Network Associates International - PGP Personal Edition review
encryption software
Review date: 04 June, 1998. Review by: IT Reviews Staff
PGP Personal Edition contains two software licences, because it's not a great deal of fun sending encrypted messages to yourself. In order to encrypt a document, you use a public key, which is a data file at least 128 bits in length and up to 4,096 bits (the longer it is, the more secure it is). Your public key can be posted onto Network Associates International's Web site, allowing anyone to access it and encrypt a message to you. But the public key cannot be used to decrypt messages. For that, you use your own password-protected private key, to which nobody should have access.
Using the program is simply a matter of clicking a button in your e-mail program (PGP Personal Edition supports Eudora, Outlook and Exchange) or dragging and dropping a file onto the appropriate tool-bar icon (see screenshot) to have it encrypted, signed or decrypted. This doesn't take too long, and will provide the best encryption you are likely to find for public use.

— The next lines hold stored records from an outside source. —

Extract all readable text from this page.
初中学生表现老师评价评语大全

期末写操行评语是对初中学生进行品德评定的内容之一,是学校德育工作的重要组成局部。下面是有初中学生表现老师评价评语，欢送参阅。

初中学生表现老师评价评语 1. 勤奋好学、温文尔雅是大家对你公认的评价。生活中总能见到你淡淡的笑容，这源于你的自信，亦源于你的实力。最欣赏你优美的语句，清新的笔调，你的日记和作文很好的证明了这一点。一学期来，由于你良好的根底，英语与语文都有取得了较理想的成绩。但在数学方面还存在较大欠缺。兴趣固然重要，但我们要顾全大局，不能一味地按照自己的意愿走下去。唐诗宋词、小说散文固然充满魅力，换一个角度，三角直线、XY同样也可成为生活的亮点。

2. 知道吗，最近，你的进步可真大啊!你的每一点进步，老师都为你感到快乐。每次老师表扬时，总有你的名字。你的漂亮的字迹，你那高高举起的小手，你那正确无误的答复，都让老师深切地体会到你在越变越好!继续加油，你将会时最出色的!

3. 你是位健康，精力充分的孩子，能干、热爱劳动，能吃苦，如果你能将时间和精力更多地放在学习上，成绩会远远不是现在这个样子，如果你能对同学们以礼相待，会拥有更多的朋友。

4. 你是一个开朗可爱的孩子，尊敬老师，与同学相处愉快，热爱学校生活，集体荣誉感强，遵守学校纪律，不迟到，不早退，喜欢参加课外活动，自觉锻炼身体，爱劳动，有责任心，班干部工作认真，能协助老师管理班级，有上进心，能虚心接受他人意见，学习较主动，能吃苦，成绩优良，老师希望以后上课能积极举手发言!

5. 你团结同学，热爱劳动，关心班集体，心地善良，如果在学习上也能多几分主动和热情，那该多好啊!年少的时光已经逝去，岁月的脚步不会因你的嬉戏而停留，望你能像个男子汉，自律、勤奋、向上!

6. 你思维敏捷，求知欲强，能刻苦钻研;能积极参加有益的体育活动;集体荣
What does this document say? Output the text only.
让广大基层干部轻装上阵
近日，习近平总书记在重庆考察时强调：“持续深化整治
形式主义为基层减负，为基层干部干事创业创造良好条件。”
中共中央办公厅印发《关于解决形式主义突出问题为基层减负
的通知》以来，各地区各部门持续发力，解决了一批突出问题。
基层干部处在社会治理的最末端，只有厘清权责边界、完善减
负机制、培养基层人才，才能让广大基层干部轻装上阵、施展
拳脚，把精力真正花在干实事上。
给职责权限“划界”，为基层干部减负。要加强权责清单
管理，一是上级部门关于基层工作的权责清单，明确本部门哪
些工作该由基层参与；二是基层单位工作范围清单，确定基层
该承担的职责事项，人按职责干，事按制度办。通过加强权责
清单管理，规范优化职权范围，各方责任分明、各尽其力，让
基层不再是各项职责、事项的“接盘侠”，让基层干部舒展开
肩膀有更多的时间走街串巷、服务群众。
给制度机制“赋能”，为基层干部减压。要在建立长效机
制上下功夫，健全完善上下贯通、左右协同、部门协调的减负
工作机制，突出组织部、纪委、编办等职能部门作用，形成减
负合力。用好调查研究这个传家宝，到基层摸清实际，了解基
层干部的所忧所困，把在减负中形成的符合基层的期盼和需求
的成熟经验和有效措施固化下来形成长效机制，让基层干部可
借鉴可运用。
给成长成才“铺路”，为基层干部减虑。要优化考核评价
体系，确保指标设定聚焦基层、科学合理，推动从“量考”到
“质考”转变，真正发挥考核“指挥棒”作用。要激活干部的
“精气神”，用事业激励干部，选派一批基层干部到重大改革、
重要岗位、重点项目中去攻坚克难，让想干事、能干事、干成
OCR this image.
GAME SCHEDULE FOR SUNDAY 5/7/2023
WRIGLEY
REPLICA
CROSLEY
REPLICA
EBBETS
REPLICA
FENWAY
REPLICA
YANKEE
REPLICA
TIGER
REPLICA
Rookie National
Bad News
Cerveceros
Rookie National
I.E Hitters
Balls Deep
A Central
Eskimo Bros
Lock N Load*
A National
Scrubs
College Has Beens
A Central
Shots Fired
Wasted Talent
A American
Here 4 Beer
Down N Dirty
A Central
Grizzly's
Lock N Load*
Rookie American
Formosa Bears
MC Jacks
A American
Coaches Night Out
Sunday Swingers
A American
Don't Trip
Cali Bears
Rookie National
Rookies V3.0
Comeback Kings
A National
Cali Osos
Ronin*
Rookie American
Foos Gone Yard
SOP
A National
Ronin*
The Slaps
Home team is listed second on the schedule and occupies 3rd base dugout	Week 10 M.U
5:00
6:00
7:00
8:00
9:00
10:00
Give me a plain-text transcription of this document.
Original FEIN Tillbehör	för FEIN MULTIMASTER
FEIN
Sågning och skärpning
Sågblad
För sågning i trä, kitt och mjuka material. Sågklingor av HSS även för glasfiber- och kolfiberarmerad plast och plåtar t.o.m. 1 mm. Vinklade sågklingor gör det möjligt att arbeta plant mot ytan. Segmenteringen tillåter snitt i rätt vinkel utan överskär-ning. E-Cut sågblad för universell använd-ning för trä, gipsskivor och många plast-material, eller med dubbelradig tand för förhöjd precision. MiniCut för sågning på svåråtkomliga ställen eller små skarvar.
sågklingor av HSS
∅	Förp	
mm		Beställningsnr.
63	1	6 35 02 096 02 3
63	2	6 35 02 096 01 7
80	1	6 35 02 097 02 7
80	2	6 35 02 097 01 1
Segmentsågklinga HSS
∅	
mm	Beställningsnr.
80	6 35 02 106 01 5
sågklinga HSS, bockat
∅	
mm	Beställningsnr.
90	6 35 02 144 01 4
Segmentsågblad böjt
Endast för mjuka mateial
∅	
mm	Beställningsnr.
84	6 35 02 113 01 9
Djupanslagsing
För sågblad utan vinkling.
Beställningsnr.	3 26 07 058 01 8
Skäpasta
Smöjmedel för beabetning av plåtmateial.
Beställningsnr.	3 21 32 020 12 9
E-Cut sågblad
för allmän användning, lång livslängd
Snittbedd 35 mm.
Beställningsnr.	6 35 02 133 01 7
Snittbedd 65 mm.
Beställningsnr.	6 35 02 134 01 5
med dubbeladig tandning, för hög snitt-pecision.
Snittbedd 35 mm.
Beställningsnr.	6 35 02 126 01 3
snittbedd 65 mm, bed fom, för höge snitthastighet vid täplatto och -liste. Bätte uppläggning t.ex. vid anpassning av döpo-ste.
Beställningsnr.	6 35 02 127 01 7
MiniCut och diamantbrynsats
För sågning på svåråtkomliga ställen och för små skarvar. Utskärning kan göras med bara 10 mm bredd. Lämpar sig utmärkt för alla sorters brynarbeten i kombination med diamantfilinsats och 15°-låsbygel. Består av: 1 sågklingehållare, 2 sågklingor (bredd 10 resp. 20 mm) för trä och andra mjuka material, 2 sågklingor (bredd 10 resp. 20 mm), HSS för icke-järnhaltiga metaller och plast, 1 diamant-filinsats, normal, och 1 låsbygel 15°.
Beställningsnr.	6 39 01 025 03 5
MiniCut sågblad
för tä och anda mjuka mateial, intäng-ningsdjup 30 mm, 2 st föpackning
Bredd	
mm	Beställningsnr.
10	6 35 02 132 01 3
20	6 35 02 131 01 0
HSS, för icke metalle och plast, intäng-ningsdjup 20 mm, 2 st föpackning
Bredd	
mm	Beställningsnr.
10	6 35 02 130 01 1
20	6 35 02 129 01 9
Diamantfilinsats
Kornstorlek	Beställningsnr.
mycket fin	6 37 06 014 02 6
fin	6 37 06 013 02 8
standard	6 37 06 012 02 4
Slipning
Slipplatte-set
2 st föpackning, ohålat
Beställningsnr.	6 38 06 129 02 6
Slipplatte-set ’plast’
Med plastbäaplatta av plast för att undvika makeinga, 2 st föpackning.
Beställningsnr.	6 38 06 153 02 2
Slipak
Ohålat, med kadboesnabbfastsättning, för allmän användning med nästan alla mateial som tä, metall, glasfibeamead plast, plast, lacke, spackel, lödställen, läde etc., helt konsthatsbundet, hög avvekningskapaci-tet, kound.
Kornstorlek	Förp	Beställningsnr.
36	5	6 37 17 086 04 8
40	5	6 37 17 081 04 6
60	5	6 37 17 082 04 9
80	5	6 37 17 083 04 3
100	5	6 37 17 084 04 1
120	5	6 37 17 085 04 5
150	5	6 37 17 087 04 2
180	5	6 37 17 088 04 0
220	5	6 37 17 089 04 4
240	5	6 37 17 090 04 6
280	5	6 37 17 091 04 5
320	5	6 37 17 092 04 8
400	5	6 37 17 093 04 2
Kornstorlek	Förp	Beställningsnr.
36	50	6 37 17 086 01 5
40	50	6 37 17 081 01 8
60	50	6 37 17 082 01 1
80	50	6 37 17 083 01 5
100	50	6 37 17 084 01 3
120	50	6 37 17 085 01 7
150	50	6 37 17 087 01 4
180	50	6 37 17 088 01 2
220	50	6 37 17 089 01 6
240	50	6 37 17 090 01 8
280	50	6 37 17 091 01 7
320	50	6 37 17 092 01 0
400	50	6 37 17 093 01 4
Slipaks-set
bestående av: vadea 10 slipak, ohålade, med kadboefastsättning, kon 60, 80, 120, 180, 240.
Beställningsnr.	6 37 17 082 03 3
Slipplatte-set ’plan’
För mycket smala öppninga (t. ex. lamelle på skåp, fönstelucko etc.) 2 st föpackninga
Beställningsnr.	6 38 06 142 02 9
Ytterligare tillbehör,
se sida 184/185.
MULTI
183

The back of the box states that "On average it would take all the personal computer power in the world to crack your message in 12 million times the age of the universe". Hackers, however, are known for their capacity to exceed the average, so don't assume that your e-mail is totally snooper-proof. PGP Personal Edition will, however, keep out all but the most determined, and they'll have to work very hard indeed to break the code.
Verdict
If you're the sort of person who just wants to keep the odd prying eye away from your e-mails, then PGP Personal Edition is probably over-kill. But for paranoid company directors and others with information to hide, it could prove very useful.